The wail of anguish at Foras na Gaeilge's recent funding — or "de-funding" — decisions has been momentarily drowned out by the ravings of a numpty. Yes, George Chittick, Belfast District Master of the Orange Order, has warned Protestants not to learn Irish because it is part of the "publican [sic] agenda". The Sandy Row hardliner made the bizarre comments when addressing a meeting last Saturday.

Reaction has been swift, with the Orange Order itself stating that the question of whether to learn Irish is a matter of individual "conscience" for its members — the peculiar use of moralising vocabulary suggesting that the organisation, for all its eye for damage limitation, may be seriously split on the issue. Perhaps the most high-profile rebuttal, however, came from Linda Ervine, the PUP-linked East Belfast language activist. But is there a subtext to all this? A matter of hours before Mr. Chittick's statement, the Skainos Centre in East Belfast was attacked by outraged Loyalists when it hosted a talk by Brighton bomber Patrick Magee. The centre is also the venue for Ms Ervine's language classes.

It is not beyond the realms of possibility that Mr. Chittick attacked the Irish language in order to have a go at the Skainos Centre — or, alternatively, that the Magee controversy merely emboldened him to vent his existing spleen.
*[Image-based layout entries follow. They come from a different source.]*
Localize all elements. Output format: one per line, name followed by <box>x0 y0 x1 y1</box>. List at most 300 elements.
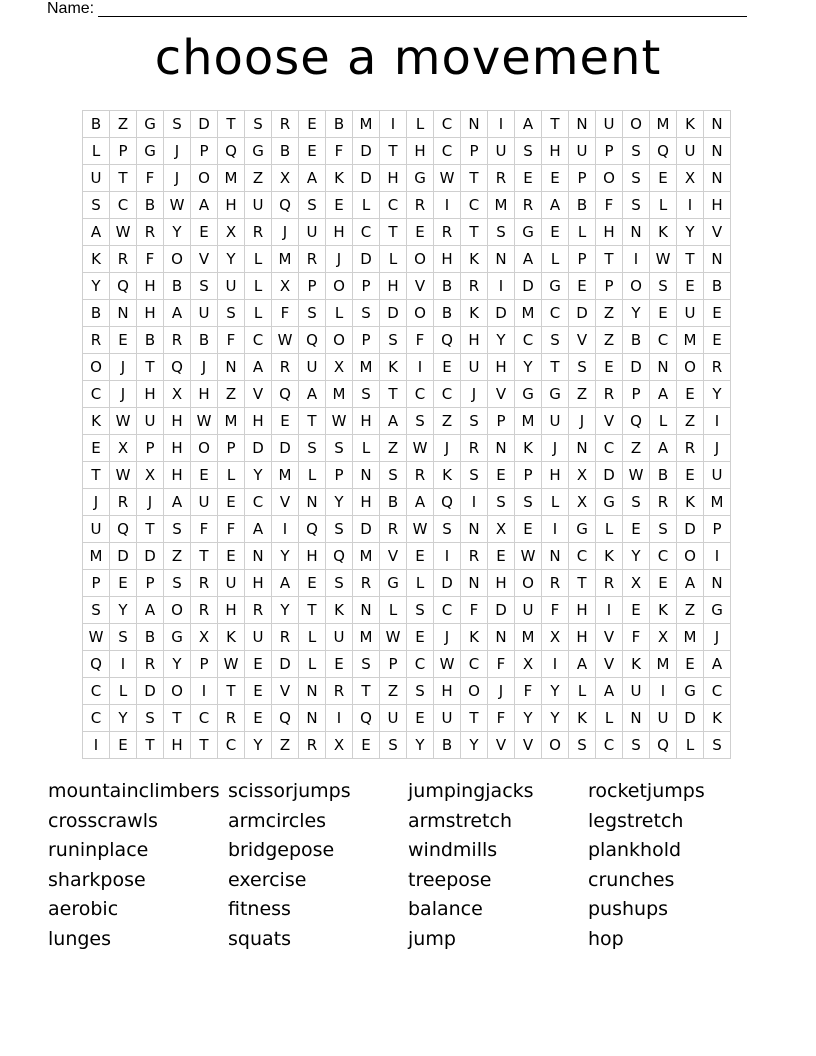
grid-cell: W <box>110 408 137 435</box>
grid-cell: Y <box>704 381 731 408</box>
grid-cell: U <box>299 219 326 246</box>
grid-cell: U <box>569 138 596 165</box>
grid-cell: Q <box>623 408 650 435</box>
grid-cell: E <box>407 219 434 246</box>
word-list <box>48 780 788 958</box>
grid-row <box>83 435 731 462</box>
grid-cell: J <box>461 381 488 408</box>
grid-cell: U <box>299 354 326 381</box>
grid-cell: E <box>677 273 704 300</box>
grid-cell: G <box>542 273 569 300</box>
grid-cell: Y <box>326 489 353 516</box>
grid-cell: N <box>353 462 380 489</box>
grid-cell: B <box>569 192 596 219</box>
grid-cell: O <box>83 354 110 381</box>
grid-cell: Q <box>164 354 191 381</box>
grid-cell: Z <box>623 435 650 462</box>
grid-cell: E <box>596 354 623 381</box>
grid-cell: X <box>542 624 569 651</box>
grid-cell: V <box>596 651 623 678</box>
page-title: choose a movement <box>154 30 662 86</box>
grid-cell: U <box>83 165 110 192</box>
grid-cell: W <box>164 192 191 219</box>
name-label: Name: <box>47 0 95 17</box>
grid-cell: L <box>245 300 272 327</box>
grid-cell: R <box>380 516 407 543</box>
grid-cell: X <box>326 354 353 381</box>
grid-cell: D <box>353 516 380 543</box>
grid-cell: H <box>434 246 461 273</box>
word-list-item: jump <box>408 927 456 950</box>
grid-cell: S <box>353 381 380 408</box>
grid-cell: X <box>569 462 596 489</box>
grid-row <box>83 165 731 192</box>
grid-cell: R <box>461 543 488 570</box>
grid-cell: Q <box>272 705 299 732</box>
grid-cell: R <box>191 597 218 624</box>
grid-cell: P <box>596 273 623 300</box>
grid-cell: H <box>245 408 272 435</box>
grid-cell: T <box>596 246 623 273</box>
grid-cell: X <box>677 165 704 192</box>
grid-cell: Z <box>272 732 299 759</box>
grid-cell: V <box>596 408 623 435</box>
grid-cell: D <box>137 678 164 705</box>
grid-cell: C <box>83 678 110 705</box>
grid-cell: M <box>353 624 380 651</box>
grid-cell: E <box>299 111 326 138</box>
grid-cell: N <box>704 246 731 273</box>
grid-cell: P <box>380 651 407 678</box>
grid-cell: G <box>407 165 434 192</box>
grid-cell: E <box>407 543 434 570</box>
grid-cell: F <box>137 165 164 192</box>
grid-cell: R <box>191 570 218 597</box>
grid-cell: C <box>191 705 218 732</box>
grid-cell: E <box>650 570 677 597</box>
grid-cell: J <box>326 246 353 273</box>
grid-cell: P <box>191 651 218 678</box>
grid-cell: E <box>623 516 650 543</box>
grid-cell: H <box>164 732 191 759</box>
grid-cell: L <box>677 732 704 759</box>
grid-cell: B <box>164 273 191 300</box>
grid-cell: E <box>623 597 650 624</box>
grid-cell: J <box>164 138 191 165</box>
grid-cell: D <box>515 273 542 300</box>
grid-cell: O <box>677 354 704 381</box>
grid-cell: U <box>434 705 461 732</box>
grid-cell: S <box>326 435 353 462</box>
grid-cell: I <box>488 273 515 300</box>
grid-cell: U <box>542 408 569 435</box>
grid-cell: G <box>380 570 407 597</box>
grid-cell: T <box>380 219 407 246</box>
grid-cell: H <box>218 192 245 219</box>
grid-cell: S <box>461 462 488 489</box>
grid-cell: L <box>326 300 353 327</box>
grid-cell: Z <box>677 597 704 624</box>
grid-cell: U <box>245 192 272 219</box>
grid-cell: S <box>623 138 650 165</box>
word-list-item: scissorjumps <box>228 780 351 802</box>
grid-cell: W <box>191 408 218 435</box>
grid-row <box>83 651 731 678</box>
grid-cell: N <box>461 111 488 138</box>
grid-cell: E <box>218 489 245 516</box>
grid-cell: W <box>407 516 434 543</box>
grid-cell: U <box>245 624 272 651</box>
grid-cell: T <box>353 678 380 705</box>
grid-cell: Z <box>164 543 191 570</box>
grid-cell: A <box>650 381 677 408</box>
grid-cell: S <box>353 651 380 678</box>
grid-cell: A <box>542 192 569 219</box>
grid-cell: K <box>650 597 677 624</box>
grid-cell: U <box>677 300 704 327</box>
grid-cell: D <box>353 246 380 273</box>
grid-cell: O <box>164 597 191 624</box>
grid-cell: E <box>272 408 299 435</box>
grid-cell: A <box>299 165 326 192</box>
grid-cell: O <box>623 273 650 300</box>
grid-cell: Y <box>407 732 434 759</box>
grid-cell: H <box>542 462 569 489</box>
grid-cell: W <box>380 624 407 651</box>
grid-cell: C <box>596 435 623 462</box>
grid-cell: J <box>137 489 164 516</box>
grid-cell: F <box>596 192 623 219</box>
grid-cell: C <box>245 489 272 516</box>
grid-cell: H <box>164 435 191 462</box>
grid-cell: R <box>83 327 110 354</box>
grid-cell: W <box>110 462 137 489</box>
grid-cell: U <box>704 462 731 489</box>
grid-cell: Z <box>596 300 623 327</box>
grid-cell: A <box>137 597 164 624</box>
grid-cell: U <box>677 138 704 165</box>
grid-cell: E <box>488 543 515 570</box>
grid-cell: C <box>407 381 434 408</box>
grid-cell: T <box>380 138 407 165</box>
grid-cell: L <box>299 651 326 678</box>
grid-cell: A <box>407 489 434 516</box>
grid-cell: J <box>191 354 218 381</box>
grid-cell: O <box>515 570 542 597</box>
grid-cell: M <box>677 624 704 651</box>
grid-cell: R <box>407 462 434 489</box>
grid-cell: Q <box>299 516 326 543</box>
grid-cell: W <box>623 462 650 489</box>
grid-cell: Z <box>434 408 461 435</box>
grid-cell: E <box>83 435 110 462</box>
grid-cell: Y <box>164 219 191 246</box>
grid-row <box>83 219 731 246</box>
word-list-item: crosscrawls <box>48 809 158 832</box>
grid-cell: W <box>272 327 299 354</box>
grid-row <box>83 516 731 543</box>
grid-cell: S <box>569 354 596 381</box>
grid-cell: C <box>353 219 380 246</box>
grid-cell: T <box>110 165 137 192</box>
grid-cell: S <box>137 705 164 732</box>
grid-cell: Q <box>110 516 137 543</box>
grid-cell: M <box>704 489 731 516</box>
grid-cell: B <box>434 300 461 327</box>
grid-cell: E <box>677 462 704 489</box>
grid-cell: S <box>380 462 407 489</box>
grid-cell: R <box>407 192 434 219</box>
grid-cell: V <box>569 327 596 354</box>
grid-cell: E <box>110 732 137 759</box>
grid-cell: C <box>461 651 488 678</box>
grid-cell: M <box>353 354 380 381</box>
grid-cell: V <box>596 624 623 651</box>
grid-cell: T <box>137 732 164 759</box>
grid-cell: J <box>569 408 596 435</box>
grid-cell: E <box>218 543 245 570</box>
grid-cell: N <box>488 246 515 273</box>
grid-cell: J <box>83 489 110 516</box>
grid-cell: I <box>650 678 677 705</box>
grid-cell: H <box>299 543 326 570</box>
grid-cell: L <box>596 705 623 732</box>
grid-cell: Q <box>83 651 110 678</box>
grid-cell: Y <box>272 597 299 624</box>
grid-cell: N <box>218 354 245 381</box>
grid-cell: C <box>569 543 596 570</box>
grid-cell: U <box>488 138 515 165</box>
grid-cell: Z <box>110 111 137 138</box>
grid-cell: F <box>515 678 542 705</box>
grid-cell: Q <box>299 327 326 354</box>
grid-cell: K <box>704 705 731 732</box>
word-list-item: exercise <box>228 868 307 891</box>
grid-cell: H <box>353 408 380 435</box>
grid-cell: S <box>353 300 380 327</box>
grid-cell: D <box>677 705 704 732</box>
word-list-item: hop <box>588 927 624 950</box>
word-list-item: runinplace <box>48 839 149 862</box>
grid-cell: T <box>461 705 488 732</box>
grid-cell: R <box>299 246 326 273</box>
grid-row <box>83 273 731 300</box>
grid-cell: K <box>434 462 461 489</box>
grid-cell: O <box>542 732 569 759</box>
grid-cell: P <box>623 381 650 408</box>
grid-cell: R <box>137 219 164 246</box>
grid-cell: D <box>488 300 515 327</box>
grid-cell: I <box>704 408 731 435</box>
grid-cell: C <box>218 732 245 759</box>
grid-cell: T <box>191 732 218 759</box>
grid-cell: G <box>515 381 542 408</box>
grid-cell: B <box>623 327 650 354</box>
grid-cell: A <box>515 246 542 273</box>
grid-cell: R <box>137 651 164 678</box>
grid-cell: Y <box>488 327 515 354</box>
grid-cell: T <box>299 408 326 435</box>
grid-cell: M <box>677 327 704 354</box>
grid-cell: B <box>434 273 461 300</box>
grid-cell: A <box>299 381 326 408</box>
grid-cell: O <box>407 246 434 273</box>
word-list-item: rocketjumps <box>588 780 705 802</box>
grid-cell: C <box>542 300 569 327</box>
grid-cell: S <box>164 516 191 543</box>
grid-cell: X <box>515 651 542 678</box>
grid-cell: B <box>272 138 299 165</box>
grid-cell: K <box>326 165 353 192</box>
grid-row <box>83 543 731 570</box>
grid-cell: H <box>461 327 488 354</box>
grid-row <box>83 489 731 516</box>
grid-cell: S <box>218 300 245 327</box>
grid-cell: F <box>488 651 515 678</box>
grid-cell: B <box>137 192 164 219</box>
grid-cell: I <box>434 543 461 570</box>
grid-cell: H <box>569 624 596 651</box>
grid-cell: E <box>515 165 542 192</box>
grid-cell: Z <box>569 381 596 408</box>
grid-cell: T <box>137 516 164 543</box>
grid-cell: K <box>380 354 407 381</box>
grid-cell: K <box>623 651 650 678</box>
grid-cell: K <box>677 489 704 516</box>
grid-cell: F <box>623 624 650 651</box>
grid-cell: N <box>704 111 731 138</box>
grid-cell: L <box>407 570 434 597</box>
grid-cell: A <box>515 111 542 138</box>
grid-cell: N <box>461 516 488 543</box>
grid-cell: X <box>650 624 677 651</box>
grid-cell: J <box>434 624 461 651</box>
word-list-item: pushups <box>588 898 669 921</box>
grid-cell: S <box>461 408 488 435</box>
grid-cell: B <box>326 111 353 138</box>
grid-cell: Z <box>596 327 623 354</box>
grid-cell: L <box>596 516 623 543</box>
grid-cell: P <box>596 138 623 165</box>
grid-cell: D <box>380 300 407 327</box>
grid-cell: N <box>299 489 326 516</box>
grid-cell: E <box>299 570 326 597</box>
grid-cell: D <box>353 165 380 192</box>
grid-cell: V <box>272 489 299 516</box>
grid-cell: I <box>461 489 488 516</box>
grid-cell: F <box>461 597 488 624</box>
grid-cell: P <box>110 138 137 165</box>
grid-cell: O <box>596 165 623 192</box>
grid-cell: H <box>488 570 515 597</box>
grid-cell: K <box>461 300 488 327</box>
grid-cell: Q <box>353 705 380 732</box>
grid-cell: S <box>191 273 218 300</box>
grid-cell: R <box>272 111 299 138</box>
grid-cell: R <box>704 354 731 381</box>
grid-cell: R <box>353 570 380 597</box>
word-list-item: armstretch <box>408 809 512 832</box>
grid-cell: B <box>191 327 218 354</box>
grid-cell: Z <box>380 678 407 705</box>
grid-cell: S <box>515 489 542 516</box>
grid-cell: S <box>623 192 650 219</box>
grid-cell: S <box>407 597 434 624</box>
grid-row <box>83 732 731 759</box>
grid-cell: U <box>623 678 650 705</box>
grid-cell: C <box>461 192 488 219</box>
grid-cell: Y <box>515 354 542 381</box>
grid-cell: Y <box>110 705 137 732</box>
grid-cell: R <box>326 678 353 705</box>
grid-cell: G <box>245 138 272 165</box>
grid-cell: L <box>245 273 272 300</box>
grid-cell: F <box>218 516 245 543</box>
grid-cell: L <box>542 489 569 516</box>
grid-cell: G <box>542 381 569 408</box>
grid-cell: J <box>542 435 569 462</box>
grid-cell: V <box>515 732 542 759</box>
word-list-item: jumpingjacks <box>408 780 534 802</box>
grid-cell: S <box>326 570 353 597</box>
grid-cell: O <box>326 327 353 354</box>
grid-cell: M <box>488 192 515 219</box>
word-list-item: plankhold <box>588 839 682 862</box>
grid-cell: K <box>83 246 110 273</box>
grid-cell: P <box>353 273 380 300</box>
grid-cell: N <box>704 570 731 597</box>
grid-cell: H <box>569 597 596 624</box>
grid-cell: S <box>299 435 326 462</box>
grid-cell: H <box>164 408 191 435</box>
grid-cell: G <box>164 624 191 651</box>
grid-cell: I <box>677 192 704 219</box>
grid-cell: S <box>569 732 596 759</box>
grid-cell: S <box>488 219 515 246</box>
grid-cell: H <box>380 273 407 300</box>
grid-cell: S <box>110 624 137 651</box>
word-list-item: squats <box>228 927 291 950</box>
grid-cell: U <box>515 597 542 624</box>
grid-cell: C <box>704 678 731 705</box>
grid-cell: O <box>677 543 704 570</box>
grid-cell: I <box>407 354 434 381</box>
grid-cell: T <box>218 678 245 705</box>
grid-cell: X <box>488 516 515 543</box>
grid-cell: C <box>380 192 407 219</box>
grid-cell: N <box>488 624 515 651</box>
grid-cell: E <box>245 651 272 678</box>
grid-cell: E <box>245 678 272 705</box>
grid-cell: L <box>83 138 110 165</box>
grid-cell: Y <box>623 543 650 570</box>
grid-cell: T <box>461 165 488 192</box>
grid-cell: A <box>272 570 299 597</box>
grid-cell: Y <box>461 732 488 759</box>
grid-cell: F <box>191 516 218 543</box>
grid-cell: E <box>704 300 731 327</box>
grid-cell: E <box>650 300 677 327</box>
grid-cell: I <box>326 705 353 732</box>
grid-cell: N <box>542 543 569 570</box>
grid-cell: W <box>650 246 677 273</box>
grid-cell: I <box>380 111 407 138</box>
grid-cell: I <box>488 111 515 138</box>
grid-cell: P <box>83 570 110 597</box>
grid-cell: N <box>461 570 488 597</box>
grid-cell: M <box>515 624 542 651</box>
grid-cell: F <box>218 327 245 354</box>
Loyalists of course have a history of making ill-informed attacks on Irish, sometimes even claiming that the form revived in the North is based on Southern models (something true only if one overlooks the fact that Donegal is Ireland's most northerly county).

Many years ago, back in 1980, Loyalists from that same part of East Belfast hurled abuse at the funeral cortege of Ronnie Bunting, assassinated leader of the INLA. Mr. Bunting's father, Ronald, was a staunch and outspoken supporter of the Rev. Ian Paisley. As one might expect, he decried both the politics and the violence in which his son had become involved but gave full expression to a father's grief for his dead child. However, that did not stop the Loyalist reaction in an area where people hold strong views. If there is a lesson to be drawn from this, it might well be that, while learning Irish in East Belfast is — just about — acceptable, inviting Patrick Magee to address a meeting is a step too far.

If Irish is to prosper and folk in East Belfast are to be weaned off displays of sectarian kitsch in favour of something genuinely cultural, people will have to tread carefully.